Первую книгу я начал в двадцать два, мечтая изменить мир. Закончил я ее на шесть лет старше. Единственная крохотная исторически-мировая надежда, за которую я тогда еще цеплялся, существовала на радио KMOX, «Голос Сент-Луиса», на чьих долгих и вдумчивых интервью с писателями я вырос на кухне матери. Мой роман, «Двадцать седьмой город», рассказывал о невинности города Среднего запада — о трогательности муниципальных амбиций Сент-Луиса в век апатии и бездумности, — и я с нетерпением ждал сорока пяти минут с одним из ведущих дневных ток-шоу на KMOX, представляя, как они будут выпытывать у меня темы, которые я скрыл в книге. Разъяренным слушателям, которые будут звонить с требованиями объяснить, за что я ненавижу Сент-Луис, я бы отвечал смелым голосом человека, лишившегося невинности, что то, что им кажется ненавистью, на самом деле суровая любовь. Среди слушателей будет и моя семья: мать, мечтавшая, чтобы я пришел в себя и бросил уже писательство, и отец, надеявшийся однажды открыть журнал «Тайм» и найти там рецензию на меня.

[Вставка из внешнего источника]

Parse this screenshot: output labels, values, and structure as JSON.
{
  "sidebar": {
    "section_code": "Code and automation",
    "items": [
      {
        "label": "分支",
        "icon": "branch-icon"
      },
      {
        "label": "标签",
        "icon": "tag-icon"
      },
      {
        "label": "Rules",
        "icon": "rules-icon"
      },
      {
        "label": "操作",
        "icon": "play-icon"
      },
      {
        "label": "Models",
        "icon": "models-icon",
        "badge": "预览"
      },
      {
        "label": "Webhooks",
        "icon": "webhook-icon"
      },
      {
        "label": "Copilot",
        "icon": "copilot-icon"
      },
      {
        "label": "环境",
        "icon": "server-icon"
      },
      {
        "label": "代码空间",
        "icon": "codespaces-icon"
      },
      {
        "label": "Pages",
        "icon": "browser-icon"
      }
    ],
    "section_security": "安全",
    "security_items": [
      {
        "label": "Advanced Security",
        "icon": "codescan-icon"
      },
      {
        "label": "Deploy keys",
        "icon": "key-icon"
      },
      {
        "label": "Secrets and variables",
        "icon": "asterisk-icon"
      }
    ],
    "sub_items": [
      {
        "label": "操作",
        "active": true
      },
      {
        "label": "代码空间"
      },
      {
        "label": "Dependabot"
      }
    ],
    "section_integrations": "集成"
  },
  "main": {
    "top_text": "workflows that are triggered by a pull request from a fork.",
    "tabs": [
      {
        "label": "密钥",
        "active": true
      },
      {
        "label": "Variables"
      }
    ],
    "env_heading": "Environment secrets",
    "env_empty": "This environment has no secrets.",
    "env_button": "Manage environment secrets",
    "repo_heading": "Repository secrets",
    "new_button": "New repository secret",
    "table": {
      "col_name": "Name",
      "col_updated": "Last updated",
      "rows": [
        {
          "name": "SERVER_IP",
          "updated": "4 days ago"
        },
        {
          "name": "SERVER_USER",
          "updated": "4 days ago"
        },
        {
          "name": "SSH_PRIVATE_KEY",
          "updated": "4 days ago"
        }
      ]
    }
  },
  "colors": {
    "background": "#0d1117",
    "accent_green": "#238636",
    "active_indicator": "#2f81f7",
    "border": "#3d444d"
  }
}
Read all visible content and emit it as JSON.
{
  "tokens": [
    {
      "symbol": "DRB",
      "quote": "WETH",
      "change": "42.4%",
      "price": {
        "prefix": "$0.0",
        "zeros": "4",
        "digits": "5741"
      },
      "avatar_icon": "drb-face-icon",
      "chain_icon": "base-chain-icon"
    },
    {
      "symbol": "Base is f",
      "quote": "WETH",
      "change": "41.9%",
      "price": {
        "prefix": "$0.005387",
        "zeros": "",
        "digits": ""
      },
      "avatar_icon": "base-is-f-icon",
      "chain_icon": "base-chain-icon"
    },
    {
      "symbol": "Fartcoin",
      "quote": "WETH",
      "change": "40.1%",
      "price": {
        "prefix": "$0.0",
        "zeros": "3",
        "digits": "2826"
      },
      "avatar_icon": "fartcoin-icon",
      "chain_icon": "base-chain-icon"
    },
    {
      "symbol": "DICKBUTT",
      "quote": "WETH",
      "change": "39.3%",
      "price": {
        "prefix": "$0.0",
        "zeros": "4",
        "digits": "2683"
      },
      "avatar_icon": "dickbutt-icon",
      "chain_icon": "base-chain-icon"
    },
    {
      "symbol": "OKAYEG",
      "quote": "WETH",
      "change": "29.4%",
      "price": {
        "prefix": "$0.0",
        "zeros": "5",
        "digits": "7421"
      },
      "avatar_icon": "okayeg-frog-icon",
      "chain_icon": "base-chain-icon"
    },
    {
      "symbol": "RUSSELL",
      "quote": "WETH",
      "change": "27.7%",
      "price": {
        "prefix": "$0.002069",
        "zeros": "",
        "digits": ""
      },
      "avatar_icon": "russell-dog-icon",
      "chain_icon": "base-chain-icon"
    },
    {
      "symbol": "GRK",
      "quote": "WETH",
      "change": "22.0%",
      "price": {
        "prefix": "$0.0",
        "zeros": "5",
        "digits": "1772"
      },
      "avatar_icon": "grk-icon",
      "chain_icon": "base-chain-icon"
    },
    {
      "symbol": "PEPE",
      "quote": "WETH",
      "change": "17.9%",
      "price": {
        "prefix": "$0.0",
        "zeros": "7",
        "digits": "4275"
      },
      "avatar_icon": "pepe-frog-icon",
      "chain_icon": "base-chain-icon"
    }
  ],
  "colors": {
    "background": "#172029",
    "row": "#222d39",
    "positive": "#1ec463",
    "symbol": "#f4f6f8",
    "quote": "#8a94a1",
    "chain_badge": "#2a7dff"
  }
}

Только когда «Двадцать седьмой город» был опубликован, в 1988 году, я обнаружил, какой же я сам еще невинный. Меня поражала одержимость СМИ моей молодостью. Как и деньги. Благодаря оптимизму издателей, которые вообразили, будто мрачное бунтарское развлечение может каким-то образом продаться тиражом в зиллион копий, я заработал достаточно, чтобы хватило на написание второй книги. Но главным сюрпризом — вот истинный показатель, насколько я не понял собственного же предупреждения в «Двадцать седьмом городе», — стало то, что моя нацеленная на культуру книга так и не вошла в культуру. Я хотел провоцировать; в итоге получил шестьдесят рецензий в вакууме.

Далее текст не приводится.